Thursday, July 14, 2011
July 2011: The Move to Home Sweet Home
Wednesday, July 13, 2011
Just Published: A Jungian Perspective on Sofia Coppola's LOST IN TRANSLATION
Processing images like those generated by dreams and myth, film can express symbolic language that speaks to universal human issues. Writer/director Sofia Coppola’s film Lost in Translation is rich in symbols that arise on the journey toward maturity and wholeness that psychiatrist Carl Jung called individuation. Several elements of the setting reflect the “de-souled” world that propels us into individuation, such as phony lounge music, karaoke, rock-star video games and a superficial young actress staying at Bob and Charlotte’s hotel. Tokyo skyscrapers and elevators correspond to the mythological idea of the cosmic tree, a symbol of modern humanity’s yearning for connection to its roots in the unconscious.

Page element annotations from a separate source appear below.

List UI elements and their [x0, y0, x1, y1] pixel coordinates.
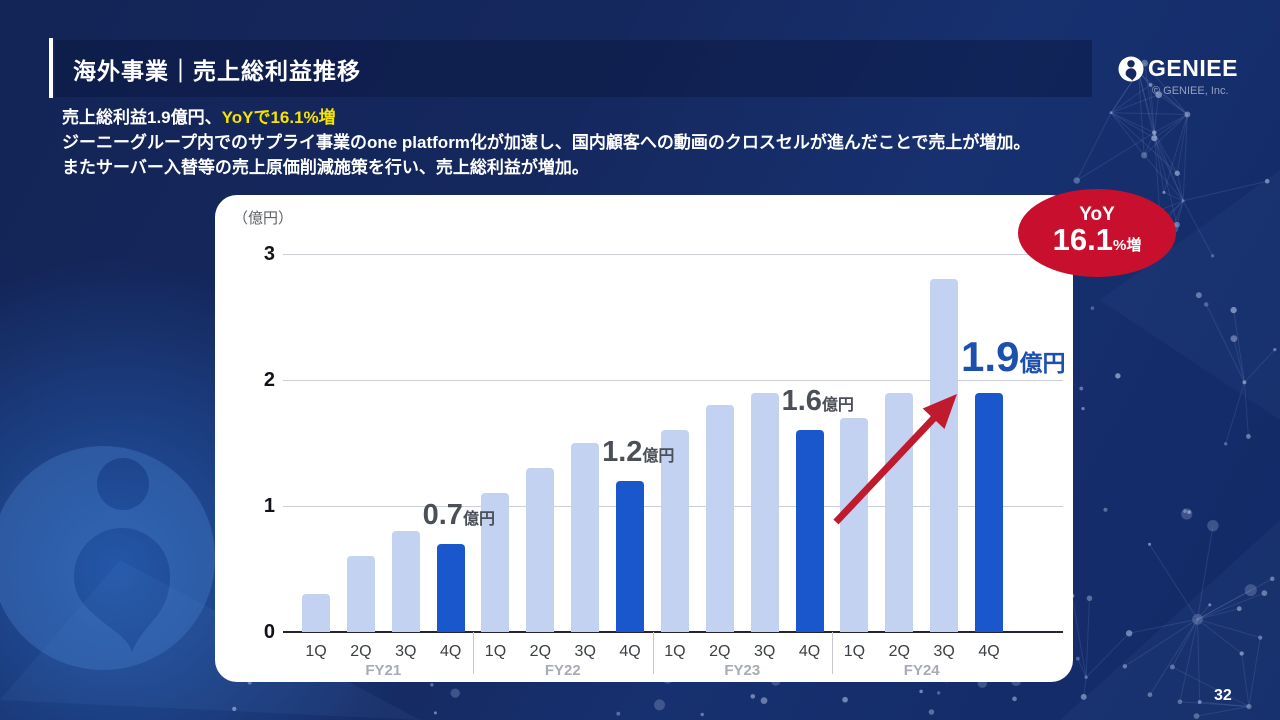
x-label-FY21-3Q: 3Q	[395, 643, 417, 660]
value-annotation-FY22: 1.2億円	[602, 435, 675, 468]
geniee-logo-icon	[1118, 56, 1144, 81]
x-label-FY24-1Q: 1Q	[843, 643, 866, 660]
yoy-badge: YoY 16.1 %増	[1018, 189, 1176, 277]
key-message: 売上総利益1.9億円、YoYで16.1%増 ジーニーグループ内でのサプライ事業の…	[62, 105, 1030, 180]
bar-FY23-2Q	[705, 405, 734, 632]
chart-unit-label: （億円）	[233, 210, 294, 227]
bar-FY21-4Q	[436, 544, 465, 632]
x-group-label-FY21: FY21	[365, 662, 402, 679]
copyright-text: © GENIEE, Inc.	[1152, 85, 1229, 97]
title-accent-bar	[49, 38, 53, 98]
x-label-FY23-3Q: 3Q	[754, 643, 776, 660]
bar-FY23-1Q	[660, 430, 689, 632]
bar-FY24-3Q	[930, 279, 959, 632]
brand-wordmark: GENIEE	[1148, 55, 1238, 81]
yoy-badge-value: 16.1	[1052, 222, 1113, 257]
x-label-FY22-2Q: 2Q	[529, 643, 552, 660]
key-message-line1-white: 売上総利益1.9億円、	[62, 108, 222, 127]
key-message-line2: ジーニーグループ内でのサプライ事業のone platform化が加速し、国内顧客…	[62, 133, 1031, 152]
title-bar	[55, 40, 1092, 97]
group-separator-FY23	[832, 632, 833, 674]
gridline-y3	[283, 254, 1063, 255]
key-message-line1-yellow: YoYで16.1%増	[221, 108, 336, 127]
group-separator-FY22	[652, 632, 654, 674]
x-label-FY23-4Q: 4Q	[798, 643, 821, 660]
value-annotation-FY21: 0.7億円	[422, 498, 495, 531]
x-label-FY22-1Q: 1Q	[484, 643, 507, 660]
x-label-FY21-2Q: 2Q	[350, 643, 372, 660]
bar-FY21-1Q	[302, 594, 330, 632]
value-annotation-FY23: 1.6億円	[781, 385, 854, 418]
x-label-FY24-4Q: 4Q	[978, 643, 1000, 660]
x-group-label-FY22: FY22	[544, 662, 581, 679]
key-message-line3: またサーバー入替等の売上原価削減施策を行い、売上総利益が増加。	[62, 158, 589, 177]
yoy-badge-suffix: %増	[1113, 237, 1142, 254]
y-axis-tick-0: 0	[263, 621, 275, 643]
bar-FY22-1Q	[481, 493, 510, 632]
bar-FY22-2Q	[526, 468, 555, 632]
bar-FY23-3Q	[750, 393, 779, 632]
x-label-FY23-1Q: 1Q	[664, 643, 686, 660]
y-axis-tick-2: 2	[263, 369, 275, 391]
bar-FY21-2Q	[346, 556, 375, 632]
bar-FY21-3Q	[391, 531, 420, 632]
brand-logo: GENIEE © GENIEE, Inc.	[1118, 55, 1238, 97]
x-label-FY22-4Q: 4Q	[619, 643, 641, 660]
bar-FY22-3Q	[571, 443, 600, 632]
gridline-y2	[283, 380, 1063, 381]
x-label-FY21-4Q: 4Q	[439, 643, 462, 660]
x-label-FY24-2Q: 2Q	[888, 643, 910, 660]
group-separator-FY21	[473, 632, 475, 674]
y-axis-tick-1: 1	[263, 495, 275, 517]
bar-FY24-1Q	[840, 418, 869, 632]
x-label-FY22-3Q: 3Q	[574, 643, 596, 660]
bar-FY24-4Q	[975, 393, 1004, 632]
yoy-badge-label: YoY	[1079, 204, 1115, 225]
value-annotation-FY24: 1.9億円	[961, 332, 1066, 380]
key-message-line1: 売上総利益1.9億円、YoYで16.1%増	[62, 105, 1030, 130]
bar-FY23-4Q	[795, 430, 824, 632]
bar-chart: 0 1 2 3 1Q 2Q 3Q 4Q FY21 1Q 2Q 3Q 4Q FY22 1Q 2Q 3Q 4Q FY23…	[215, 195, 1073, 679]
x-label-FY24-3Q: 3Q	[933, 643, 955, 660]
bar-FY24-2Q	[885, 393, 914, 632]
x-label-FY21-1Q: 1Q	[305, 643, 327, 660]
page-title: 海外事業｜売上総利益推移	[73, 58, 361, 84]
x-label-FY23-2Q: 2Q	[709, 643, 731, 660]
chart-panel: （億円） 0 1 2 3 1Q 2Q 3Q 4Q FY21 1Q 2Q 3Q 4Q FY22 1Q 2Q 3Q 4…	[215, 195, 1073, 682]
page-number: 32	[1214, 687, 1232, 704]
x-group-label-FY24: FY24	[903, 662, 940, 679]
x-group-label-FY23: FY23	[724, 662, 761, 679]
gridline-y0	[283, 631, 1063, 633]
bar-FY22-4Q	[616, 481, 645, 632]
y-axis-tick-3: 3	[263, 243, 275, 265]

Billboards and Bob’s movies on TV symbolize his midlife crisis—an actor who has sold out to making lucrative commercials and now feels the pull toward more artistic work.
From image to multilayered image, this movie is a dreamlike trip into our deepest foreign territory and all-too-real confrontation with issues we bury at our own risk.
By viewing this film with an eye on the universal symbols that accompany individuation, Lost in Translation becomes even more compelling and primes us to look for similar imagery in other films.